Bernard Rands’s Dream may have had an oneiric origin, but it is a well-wrought and excitingly-played burst of French impressionism — “a post-Debussyian formal aesthetic I have been developing over many years,” the composer wrote in his note. There were some structural harmonies, such as a minor-major seventh, and bichord (stretch a well-spaced C major triad in the left hand, and in the right hand above it a tight E-flat major triad) that both Debussy and Ravel would have cherished, but these were all linked in a whole-tone web of wind arpeggios, a barcarolle-like swing in paired clarinets, string trills with sustained chords, and sostenuto brass. A main melody that the composer had jotted down years earlier appeared first in a mournful bassoon, and eventually in unison strings, as the dream dissolved in ethereal sound (as Rimbaud once wrote, “Et le rêve fraîchit”).

Jephtha’s Daughter, a concert aria by Amy Beach, may well have been its first orchestral performance ever, or at least in many years. The Jephtha story (Chapter 11 of the Book of Judges) had been anchored musically in Carissimi’s beautiful oratorio (1648), still widely performed today; but Beach’s eight-minute lamentation, is a valuable rediscovery after the score had been lost for nearly a century, and a worthy addition to the orchestral voice repertory. The harmonic idiom is G minor-major but smooth, in a post-Parsifal pre-Delius chromaticism that is more masterly than any of Beach’s New England contemporaries showed in 1903. Sarah Pelletier sang with clear warmth and expression, and I was surprised that she kept her mask on throughout (as did everyone in the orchestra that I could see). Her “lonely cry” reached up to high C.

Saint-Saëns’s Introduction and Rondo Capriccioso for violin and orchestra is such a hoary chestnut, such an easy-listening showpiece, that one can lose sight of its compositional elegance; that’s typical of Saint-Saëns, who is really a French Mendelssohn born 30 years too late (he was proud of the fact that as a boy he once did hear Mendelssohn conduct). We were happy to hear 16-year-old Ella J. Kim do the honors in proud and confident fashion, and with a smile that shone over her mask. Saint-Saëns wrote this dazzler for Sarasate — one more testimonial to how well the French composers served the Spanish master.
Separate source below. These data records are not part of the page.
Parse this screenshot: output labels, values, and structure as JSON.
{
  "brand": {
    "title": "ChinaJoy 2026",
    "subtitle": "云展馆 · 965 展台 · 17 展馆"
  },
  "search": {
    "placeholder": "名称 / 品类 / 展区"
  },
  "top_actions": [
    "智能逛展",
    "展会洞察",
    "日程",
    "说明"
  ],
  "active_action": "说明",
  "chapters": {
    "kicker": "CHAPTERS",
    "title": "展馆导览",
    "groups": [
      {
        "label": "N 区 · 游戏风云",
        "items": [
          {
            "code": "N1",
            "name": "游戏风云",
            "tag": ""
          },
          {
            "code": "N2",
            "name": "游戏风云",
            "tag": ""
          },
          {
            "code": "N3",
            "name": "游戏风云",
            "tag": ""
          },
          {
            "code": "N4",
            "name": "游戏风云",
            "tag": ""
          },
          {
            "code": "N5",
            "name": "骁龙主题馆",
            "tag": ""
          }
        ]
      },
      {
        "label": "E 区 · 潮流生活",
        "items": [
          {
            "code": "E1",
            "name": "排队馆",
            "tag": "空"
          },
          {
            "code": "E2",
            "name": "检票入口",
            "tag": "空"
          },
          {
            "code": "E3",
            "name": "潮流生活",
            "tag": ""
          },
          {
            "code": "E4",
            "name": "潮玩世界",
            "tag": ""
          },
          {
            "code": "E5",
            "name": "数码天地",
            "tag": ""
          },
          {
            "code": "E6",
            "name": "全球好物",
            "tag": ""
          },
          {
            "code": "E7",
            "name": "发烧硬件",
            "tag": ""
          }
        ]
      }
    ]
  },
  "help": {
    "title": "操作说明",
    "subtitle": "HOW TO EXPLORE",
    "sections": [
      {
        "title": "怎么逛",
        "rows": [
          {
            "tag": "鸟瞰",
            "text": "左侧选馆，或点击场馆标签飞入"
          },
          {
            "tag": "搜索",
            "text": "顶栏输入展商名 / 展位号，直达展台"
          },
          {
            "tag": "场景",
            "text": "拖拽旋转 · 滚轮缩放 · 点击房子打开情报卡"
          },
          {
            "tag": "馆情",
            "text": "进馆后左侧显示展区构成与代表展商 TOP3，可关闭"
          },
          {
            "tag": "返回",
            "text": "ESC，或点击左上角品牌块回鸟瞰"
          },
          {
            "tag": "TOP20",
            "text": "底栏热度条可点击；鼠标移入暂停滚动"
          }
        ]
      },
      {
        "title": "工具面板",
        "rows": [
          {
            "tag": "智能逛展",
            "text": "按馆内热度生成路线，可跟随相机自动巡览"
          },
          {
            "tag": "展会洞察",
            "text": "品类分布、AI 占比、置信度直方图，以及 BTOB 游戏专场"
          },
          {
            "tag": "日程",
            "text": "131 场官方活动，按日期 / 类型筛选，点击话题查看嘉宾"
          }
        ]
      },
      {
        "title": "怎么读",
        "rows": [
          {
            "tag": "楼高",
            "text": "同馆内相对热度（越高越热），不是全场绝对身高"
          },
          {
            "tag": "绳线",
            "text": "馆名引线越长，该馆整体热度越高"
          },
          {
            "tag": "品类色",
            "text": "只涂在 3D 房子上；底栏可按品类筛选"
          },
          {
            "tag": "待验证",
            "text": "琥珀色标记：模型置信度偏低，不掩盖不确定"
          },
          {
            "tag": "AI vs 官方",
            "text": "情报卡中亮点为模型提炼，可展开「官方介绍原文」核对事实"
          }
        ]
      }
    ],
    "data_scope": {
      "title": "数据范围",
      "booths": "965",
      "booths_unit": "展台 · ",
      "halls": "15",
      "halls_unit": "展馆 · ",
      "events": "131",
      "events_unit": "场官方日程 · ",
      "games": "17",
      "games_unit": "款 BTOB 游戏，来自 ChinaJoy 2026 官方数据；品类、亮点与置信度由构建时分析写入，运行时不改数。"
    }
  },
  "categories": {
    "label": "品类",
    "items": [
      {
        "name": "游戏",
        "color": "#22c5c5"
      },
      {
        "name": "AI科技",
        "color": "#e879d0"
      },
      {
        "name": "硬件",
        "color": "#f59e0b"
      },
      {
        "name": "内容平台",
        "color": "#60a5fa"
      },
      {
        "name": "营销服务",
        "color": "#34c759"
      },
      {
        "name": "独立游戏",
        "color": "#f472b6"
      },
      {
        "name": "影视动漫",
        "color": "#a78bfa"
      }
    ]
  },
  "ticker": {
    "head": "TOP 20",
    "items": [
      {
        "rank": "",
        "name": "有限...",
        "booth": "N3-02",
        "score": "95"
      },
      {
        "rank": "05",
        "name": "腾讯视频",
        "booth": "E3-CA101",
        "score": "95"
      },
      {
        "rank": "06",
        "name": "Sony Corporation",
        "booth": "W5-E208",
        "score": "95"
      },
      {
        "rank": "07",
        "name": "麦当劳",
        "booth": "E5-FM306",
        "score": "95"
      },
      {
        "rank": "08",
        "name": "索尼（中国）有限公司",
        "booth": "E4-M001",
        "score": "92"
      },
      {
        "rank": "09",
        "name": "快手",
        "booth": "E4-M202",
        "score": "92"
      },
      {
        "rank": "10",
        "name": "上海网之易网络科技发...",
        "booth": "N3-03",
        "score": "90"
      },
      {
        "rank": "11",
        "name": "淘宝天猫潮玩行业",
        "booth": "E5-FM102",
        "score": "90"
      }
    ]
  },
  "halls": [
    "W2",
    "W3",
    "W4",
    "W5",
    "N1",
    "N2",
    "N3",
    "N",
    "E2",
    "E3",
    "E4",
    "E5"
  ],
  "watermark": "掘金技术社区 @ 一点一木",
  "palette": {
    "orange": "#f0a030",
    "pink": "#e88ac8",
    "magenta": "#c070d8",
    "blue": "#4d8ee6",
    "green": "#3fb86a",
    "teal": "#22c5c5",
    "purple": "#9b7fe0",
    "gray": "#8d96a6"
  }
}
Ravel’s second suite from Daphnis et Chloé, which is probably performed 20 times for every complete performance of the 1912 ballet score, rounded out the concert. The New England Philharmonic may be a local community orchestra, but rose to the challenge of this famous (and famously difficult) work, even if this good performance might have benefited from more players to round out the constantly divisi string sound that later became a Hollywood hallmark. The woodwinds played figuration of the “Lever du jour” cleanly; the famous flute solo came to us with resonant warmth; the Danse générale in 5/4 meter closed triumphantly. That old grouch Henry Pleasants referred to this dance as the last word in orgiastic orchestral writing, to which I say, that’s fine. During the orchestra’s warmup I kept hearing the E-flat clarinetist practicing his crazy chromatic solo; I have heard this same lick in the warmup of every other performance I have heard.

Adam Kerry Boyles directed with friendly authority and a clear understanding. His beat was clear, and he maintained excellent control. I have remarked elsewhere about conductors’ manneristic teacup fingers; his was often visible, but I think he did also suppress it some of the time. And I also liked his commentary, both at the concert and in the program booklet. We should hear more of him.

Mark DeVoto, musicologist and composer, is an expert on the music of Alban Berg, Debussy, and other early 20th-century composers. A graduate of Harvard College (1961) and Princeton (Ph.D., 1967), he has published on many music subjects, and edited the revised fourth (1978) and fifth (1987) editions of Harmony by his teacher Walter Piston.